Different Hebrew and Greek words are translated as "Hell" in most English-language Christian Bibles. These words include:
- "Sheol" (Biblical Hebrew: שְׁאוֹל, romanized: Šəʾōl) in the Hebrew Bible (Old Testament), and "Hades" in the New Testament. Some modern versions, such as the New International Version, translate Sheol as "grave" and transliterate "Hades". Some denominations, like the Jehovah's Witnesses, believe that these refer to a state of complete unconsciousness. It is generally agreed that both Sheol and Hades typically refer to the grave, the temporary abode of the dead, the underworld.
- "Gehenna", in the New Testament, in which it is described as a place where both soul and body can be destroyed (Matthew 10:28) in "unquenchable fire" (Mark 9:43). The word is often translated as "Hell", but it is sometimes transliterated as Gehenna.. Gehenna, referenced in Joshua 18:16, Jeremiah 7:31, Jeremiah 19:2, and Jeremiah 19:6 in the Hebrew Bible, Rosh Hashanah 17a:3 and Shabbat 33b:7 in the Talmud, and Shemot Rabbah 2:2 and Bereshit Rabbah 48:8 in the Midrash, was a physical location situated outside the city walls of Jerusalem.

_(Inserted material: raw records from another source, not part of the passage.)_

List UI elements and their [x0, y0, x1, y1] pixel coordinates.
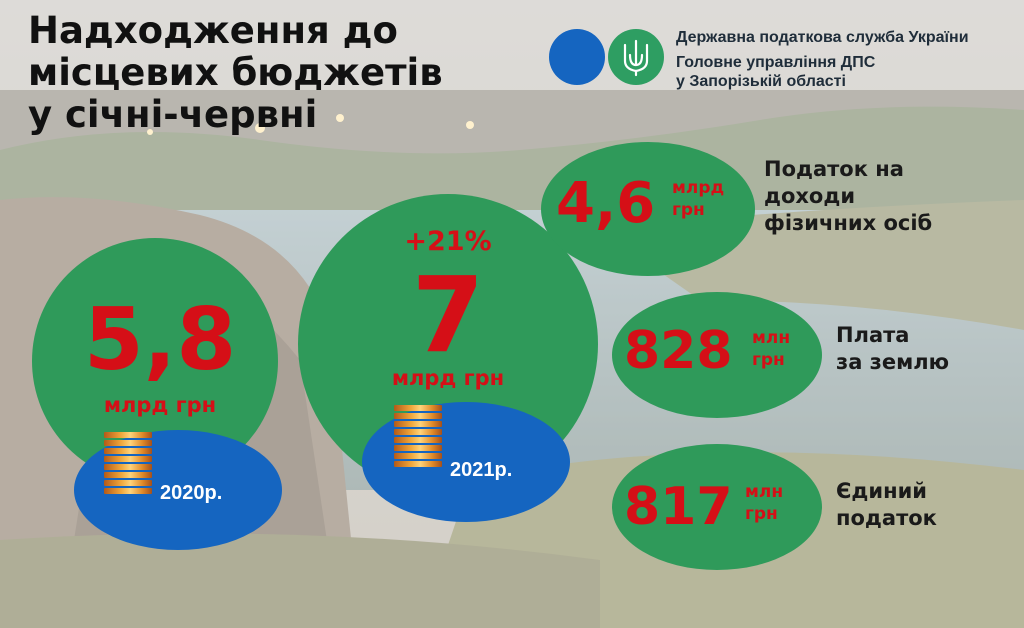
trident-icon — [623, 39, 649, 77]
single-tax-unit-bottom: грн — [745, 504, 778, 524]
total-2020-unit: млрд грн — [103, 393, 217, 417]
single-tax-value: 817 — [624, 477, 733, 537]
single-tax-circle — [612, 444, 822, 570]
logo-blue-circle — [549, 29, 605, 85]
total-2021-unit: млрд грн — [391, 366, 505, 390]
org-line-1: Державна податкова служба України — [676, 29, 969, 46]
year-2020-label: 2020р. — [160, 482, 223, 504]
income-tax-circle — [541, 142, 755, 276]
single-tax-unit-top: млн — [745, 482, 784, 502]
org-line-2: Головне управління ДПС — [676, 54, 876, 71]
logo-green-circle — [608, 29, 664, 85]
single-tax-label: Єдиний податок — [836, 479, 937, 530]
land-fee-circle — [612, 292, 822, 418]
coin-stack-icon — [104, 432, 152, 494]
title-line-1: Надходження до — [28, 9, 398, 52]
income-tax-unit-top: млрд — [672, 178, 725, 198]
total-2020-value: 5,8 — [83, 290, 237, 390]
income-tax-value: 4,6 — [556, 171, 656, 236]
org-line-3: у Запорізькій області — [676, 73, 846, 90]
organization-name: Державна податкова служба України Головн… — [676, 28, 969, 91]
title-line-2: місцевих бюджетів — [28, 51, 443, 94]
land-fee-unit-top: млн — [752, 328, 791, 348]
income-tax-label: Податок на доходи фізичних осіб — [764, 157, 933, 235]
land-fee-label: Плата за землю — [836, 323, 950, 374]
land-fee-value: 828 — [624, 321, 733, 381]
income-tax-unit-bottom: грн — [672, 200, 705, 220]
total-2021-value: 7 — [411, 254, 485, 376]
coin-stack-icon — [394, 405, 442, 467]
land-fee-unit-bottom: грн — [752, 350, 785, 370]
growth-percent: +21% — [404, 226, 492, 257]
page-title: Надходження до місцевих бюджетів у січні… — [28, 10, 443, 136]
title-line-3: у січні-червні — [28, 93, 318, 136]
year-2021-label: 2021р. — [450, 459, 513, 481]
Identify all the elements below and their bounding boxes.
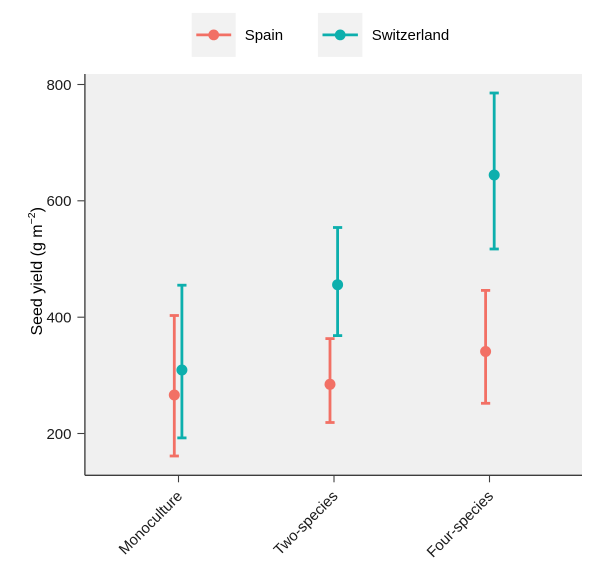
svg-text:200: 200: [46, 426, 71, 443]
svg-text:400: 400: [46, 310, 71, 327]
svg-text:Seed yield (g m−2): Seed yield (g m−2): [26, 207, 46, 335]
svg-text:800: 800: [46, 77, 71, 94]
svg-text:600: 600: [46, 193, 71, 210]
svg-text:Switzerland: Switzerland: [372, 27, 450, 44]
svg-text:Spain: Spain: [245, 27, 283, 44]
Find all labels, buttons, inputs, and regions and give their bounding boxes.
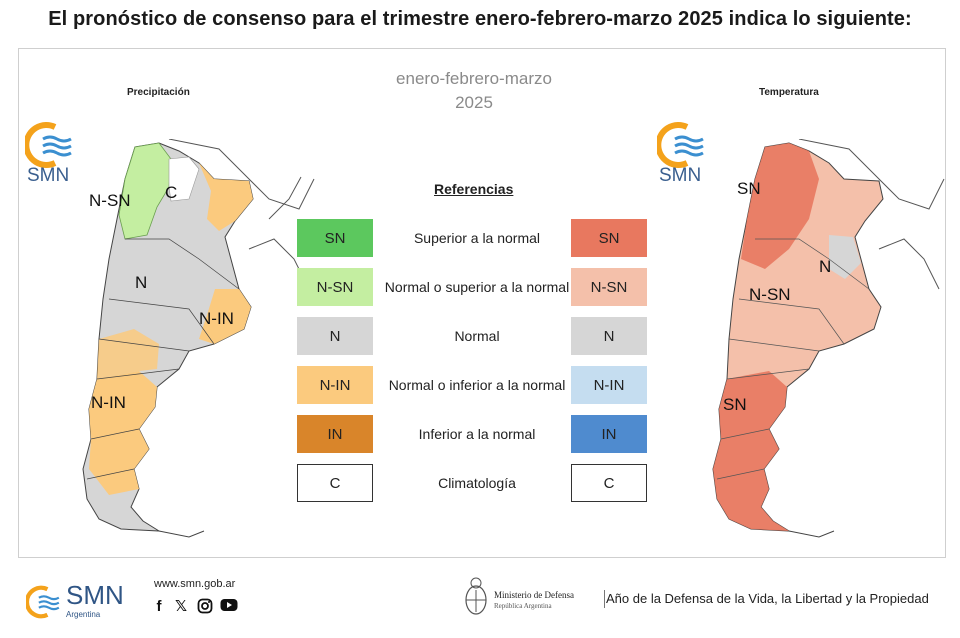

- The Greek verb ταρταρῶ (tartarō, derived from Tartarus), which occurs once in the New Testament (in 2 Peter 2:4), is almost always translated by a phrase such as "thrown down to hell". A few translations render it as "Tartarus"; of this term, the Holman Christian Standard Bible states: "Tartarus is a Greek name for a subterranean place of divine punishment lower than Hades."